"Over time, General Assembly became less of a consumer facing business and transitioned into one that was serving primarily business clients — which means access to Adecco Group’s over 100,000 businesses is a big boon to the company’s continued expansion plans."
I thought this was interesting. Anyone know more about the services General Assembly was offering to businesses? I guess there is more money and less risk associated with this market. Going after the public / the bootcamp model means you run into accreditation laws surrounding educational institutions and you have to do more work (e.g. tracking placement rates).
I know Booz Allen Hamilton launched a company-wide initiative with General Assembly for a data science course [1]. From my limited understanding of the content, I believe it is aimed at providing a very rudimentary introduction to the field for the more businessy/consultant types. And to demonstrate that BAH is "data-driven".
I support this - it's money that's not going to the military. Every government contract signed, every middle manager given a raise, signifies, in a final sense, a theft from those who would bomb and are not armed, those who would kill and have no weapons.
One thing they do is serve as a recruiting agency as well. I was an instructor there for awhile and that was part of the business. But that was back in circa 2012 and I wasn’t exposed much to their actual sales/b2b efforts.
GA is a great org — they also did a lot of (job training) work with returning military vets as well. GA has gotten a lot of people into the tech world. Their courses aren’t all-encompassing, but their web dev courses are good enough to get junior devs off to a good start. I wish I had them when I got started! Their current Project Management courses look pretty solid as well. Highly recommended (but I have an admitted bias of course.)
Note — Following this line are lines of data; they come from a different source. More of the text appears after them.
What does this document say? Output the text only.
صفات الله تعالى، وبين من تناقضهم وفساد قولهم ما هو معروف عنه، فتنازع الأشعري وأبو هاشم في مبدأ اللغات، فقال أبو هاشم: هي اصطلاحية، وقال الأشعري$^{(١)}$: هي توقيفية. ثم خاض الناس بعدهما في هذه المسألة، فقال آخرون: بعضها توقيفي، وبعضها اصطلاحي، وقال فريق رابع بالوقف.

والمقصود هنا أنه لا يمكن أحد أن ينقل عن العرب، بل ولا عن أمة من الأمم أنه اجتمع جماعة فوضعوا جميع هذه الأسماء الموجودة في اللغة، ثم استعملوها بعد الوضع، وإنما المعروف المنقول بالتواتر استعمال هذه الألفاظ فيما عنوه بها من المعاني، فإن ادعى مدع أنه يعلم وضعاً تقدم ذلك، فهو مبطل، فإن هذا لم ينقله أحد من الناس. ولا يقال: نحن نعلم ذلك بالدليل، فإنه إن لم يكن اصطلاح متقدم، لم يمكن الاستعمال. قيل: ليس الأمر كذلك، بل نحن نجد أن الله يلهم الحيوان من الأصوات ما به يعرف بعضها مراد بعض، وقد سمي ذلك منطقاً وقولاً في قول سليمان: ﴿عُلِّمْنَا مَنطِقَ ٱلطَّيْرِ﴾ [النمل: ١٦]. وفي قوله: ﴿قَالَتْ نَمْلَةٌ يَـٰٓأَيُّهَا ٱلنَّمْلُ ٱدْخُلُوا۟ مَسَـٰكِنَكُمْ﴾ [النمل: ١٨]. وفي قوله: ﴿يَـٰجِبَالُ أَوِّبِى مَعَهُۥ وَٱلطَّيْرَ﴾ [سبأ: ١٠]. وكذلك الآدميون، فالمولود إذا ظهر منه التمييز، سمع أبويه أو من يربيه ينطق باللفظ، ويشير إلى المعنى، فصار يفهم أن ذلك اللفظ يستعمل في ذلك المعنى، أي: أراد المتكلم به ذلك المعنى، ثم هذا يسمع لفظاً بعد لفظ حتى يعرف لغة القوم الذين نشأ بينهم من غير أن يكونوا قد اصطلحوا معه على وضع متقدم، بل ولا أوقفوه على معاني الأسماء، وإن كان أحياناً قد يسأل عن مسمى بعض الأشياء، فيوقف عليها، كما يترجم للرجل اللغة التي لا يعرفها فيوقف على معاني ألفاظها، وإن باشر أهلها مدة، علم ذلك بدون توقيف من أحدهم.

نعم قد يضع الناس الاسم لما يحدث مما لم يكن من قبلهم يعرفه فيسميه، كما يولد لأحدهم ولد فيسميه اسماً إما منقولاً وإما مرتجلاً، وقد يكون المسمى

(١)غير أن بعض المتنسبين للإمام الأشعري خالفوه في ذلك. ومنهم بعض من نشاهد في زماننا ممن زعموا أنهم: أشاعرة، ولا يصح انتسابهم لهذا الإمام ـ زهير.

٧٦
I worked for a company that was running a pilot with them for a few years to train internal candidates who wanted to go into Software Engineering, almost as a way to
1) outsource employee development
2) satisfy the need to hire lots of devs faster than recruiting could hire them
3) bring down the cost of hiring devs overall.
I left before seeing the results of the pilot, but I remember folks saying that it definitely opened up doors to those looking to switch careers, but that it's a slow process: it takes a lot of time and practice to get to even an entry level engineering position, especially when it's a part-time course.
Overall I like the idea of democratizing education and lowering the barrier people who want to get into the industry; plus, it definitely seems like a solution to the supply/demand problem for devs for companies, so I expect the trend of bootcamp/business partnerships to continue.
Never underestimate that people just take the classes there and expense them. I signed up for GA in order to evaluate multiple classes on Design Thinking - not because I needed to learn that material from a class, but because I needed to prove I had taken a class to be eligible for an internal certificate within my company that qualified me to work on a certain kind of project. I ended up taking a different class (from codecademy), but GA was attractive because it was relatively inexpensive and the classes seemed to be pretty short, which would have helped.
My codecademy course in data analysis seems to be a lot more work, but also a lot more useful.
I am a cofounder at Hack Reactor. B2B is our fastest-growing business unit, and this is true for most bootcamps that do B2B. Mostly this is corp training that happens onsite. For example, Company X has 3000 desktop or Java engineers that need to learn JS/web/data science/whatever. GA (and a few others) also has a suite of non-classroom products, which you might see as closer to Lynda or Udacity.
I taught the web development immersive for a while. They offer private, on-site, tailored WDI cohorts to businesses. They've also built a cybersecurity course for a client, and I'm sure a bunch of other stuff I don't know about.
In New York, at least, it was not accredited but it was...registered, I guess? with the state. I had to get a teachers' license.
It seems super-valuable for something like GA to get pulled into a classic vocational-training style setup. Adecco seems very well suited to place a large number of entry-level programmers, including on the receiving side, to help business structure teams around getting value out of such employees.
I took their product management course as part of our corporate development. I felt that GA did a very good job in highlighting frameworks and methodologies that made me a sufficiently better product manager to justify the investment.
I thought this was interesting. Anyone know more about the services General Assembly was offering to businesses? I guess there is more money and less risk associated with this market. Going after the public / the bootcamp model means you run into accreditation laws surrounding educational institutions and you have to do more work (e.g. tracking placement rates).